While putting pictures next to words is not new, comics, for all intents and purposes, are a modern invention. This guide is intended to teach the complete outsider the history of the medium, from start to finish.
The Comic Book's Ancestors
Cartoons, or humorous pictures that usually appear in magazines or newspapers, have been around since at least the the 1700s. They finally gained the name cartoon, after an earlier form of cartoon. Artists would often sketch out their paintings, and these sketches were known as cartoons. Eventually, the term came to apply to single panel satirical works, especially political cartoons, and eventually, gag cartoons such as the work of Gary Larson.
Eventually, cartoons were strung together to tell a story, and these became known as comic strips. The first real comic strip was Hogan's Alley by Richard F. Outcalt, which came to star a bizarre child known as The Yellow Kid. This form would eventually become a staple of newspapers, usually taking up their own page or pages, even today. Eventually, the form would make the jump to the Internet, becoming webcomics. Arguably the first was T.H.E. Fox (a.k.a. Thaddeus) by Joe Ekaitis.
The Golden Age
Just as comic strips began as cartoons that ran together to tell a longer story, the first comic books started out as comic strips published together. Eventually, this trend would grow into the graphic novel, when monthly comic books were eventually published together. The first comic books were published in 1934.
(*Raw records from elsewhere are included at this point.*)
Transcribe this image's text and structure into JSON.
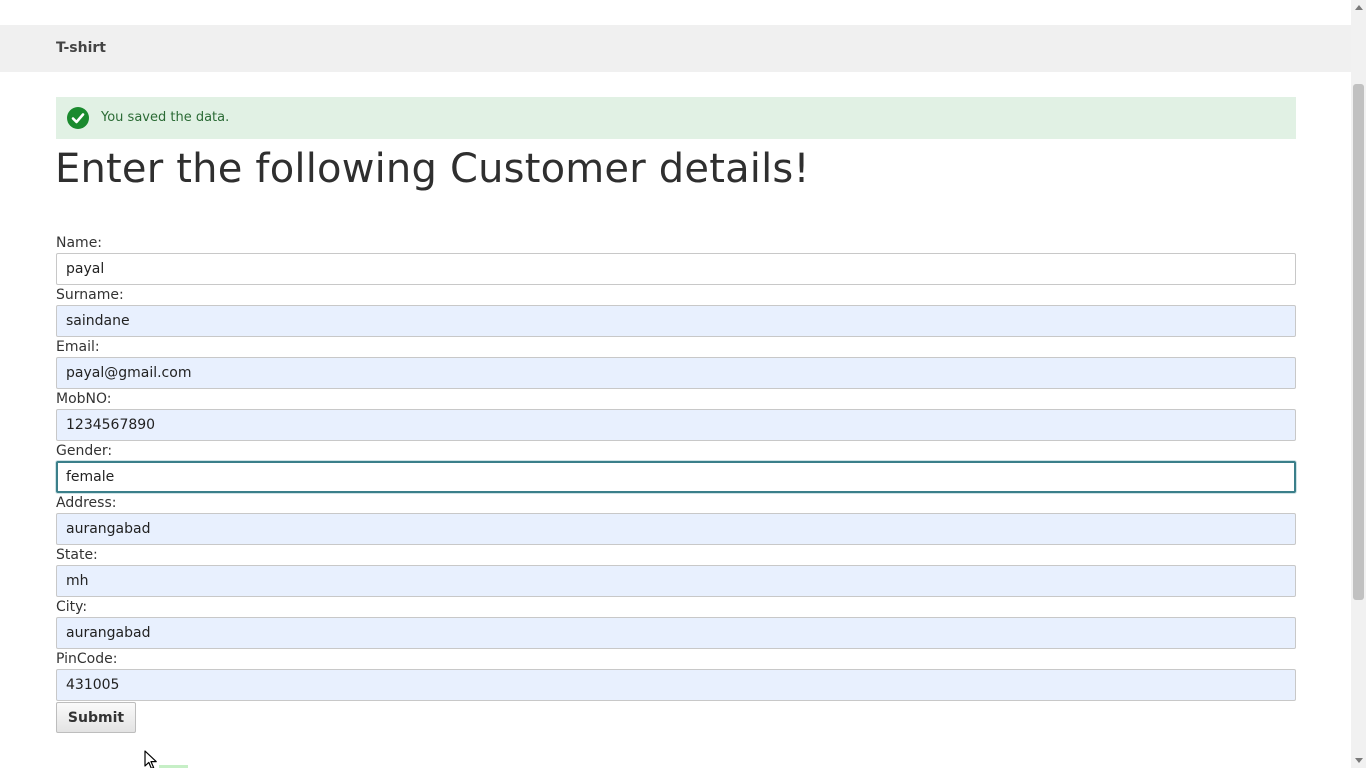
{
  "breadcrumb": {
    "label": "T-shirt"
  },
  "status": {
    "message": "You saved the data.",
    "color": "#1a8a2e"
  },
  "page": {
    "title": "Enter the following Customer details!"
  },
  "form": {
    "fields": [
      {
        "label": "Name:",
        "value": "payal"
      },
      {
        "label": "Surname:",
        "value": "saindane"
      },
      {
        "label": "Email:",
        "value": "payal@gmail.com"
      },
      {
        "label": "MobNO:",
        "value": "1234567890"
      },
      {
        "label": "Gender:",
        "value": "female"
      },
      {
        "label": "Address:",
        "value": "aurangabad"
      },
      {
        "label": "State:",
        "value": "mh"
      },
      {
        "label": "City:",
        "value": "aurangabad"
      },
      {
        "label": "PinCode:",
        "value": "431005"
      }
    ],
    "submit_label": "Submit",
    "focused_field": "Gender:"
  },
  "icons": {
    "status": "check-circle-icon",
    "cursor": "mouse-pointer-icon"
  }
}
Four years later, a new type of comic book was published. National Allied Publications published the still ongoing series Action Comics #1, which introduced Superman to the world. Eventually, the superhero genre would come to be more or less synonymous with comics, but at the time, it was something fairly new. Many other classic characters would follow, including Captain America and his Hitler punching ways, and the Batman.
The Silver Age
Alas, the Golden Age didn't last. People just didn't really want superheroes at this time, so American comics became, for the first and possibly last time, diverse . Ironically, the saviour that would bring superheroes back was one Frederic Wertham, who published the book Seduction of the Innocent, in which he accused comics of just about everything. The ultra-restrictive Comics Code of the early 50s killed off popular crime and horror comics, leaving the superheroes to pick up the pieces.
In any event, superheroes were okay, as long as they were a bit ridiculous. And they were a bit ridiculous. Still, the modern Marvel universe was born during this time, with DC becoming it's chief rival. To this day, DC and Marvel are the Coke and Pepsi of comic book publishers.
The Bronze Age
The birth of the seventies brought with them a less goofy group of comic book heroes. Though they wouldn't get quite as serious as the later ages of comic book superheroics, this is when the old Comics Code bit the dust.
Stories began to be about issues of the day. The thing that finally killed off the Comics Code, however, was the drugs. Admittedly, both Marvel and DC's stories involving drugs were very anti-drug; they were meant to keep kids off drugs. Still, they violated the Code, so publishers finally decided to just go ahead and go without Comics Code approval, and it worked. Comic book shops still carried the titles, and the message was spread. This was also about the time the X-Men began to really represent oppressed minorities by actually including them on the team.
The Dark Age
The recent comic book series Wanted by Mark Millar (which sort of inspired a movie with Angelina Jolie) features a world where there are no superheroes, because the supervillains won. In this world, 1986 is the year the superheroes died.
1986 is the year of Alan Moore's Watchmen and Frank Miller's The Dark Knight Returns. Shortly thereafter, the DC universe was available only in shades of black and red, while everyone in the Marvel universe carried an extremely large gun. Characters like Hellboy and Deadpool were born during this era; they're the nice ones.
Essentially, the 90s were like the 60s; completely ridiculous. Except they were also a lot less fun.
The Post-Modern Age
After all that doom and gloom, it may be surprising to find out "apocalypse" doesn't follow the prefix post in the final age's name. Though comic books have been struggling for legitimacy since their inception, they finally found a modicum of success with the Post-Modern movement, which is also the only art movement that routinely uses comic books as inspiration.
In a nutshell, ever since the turn of the century, comics have become increasingly self-aware, and increasingly weirder. Both the bizarre adventures of the 60s and the excesses of the 90s, which could easily cause embarassment, are instead mined for story ideas, though now in a much more self aware veing. Most Post-Modern comic book writers are aware of the inherent ridiculousness of older storylines. They wouldn't have it any other way.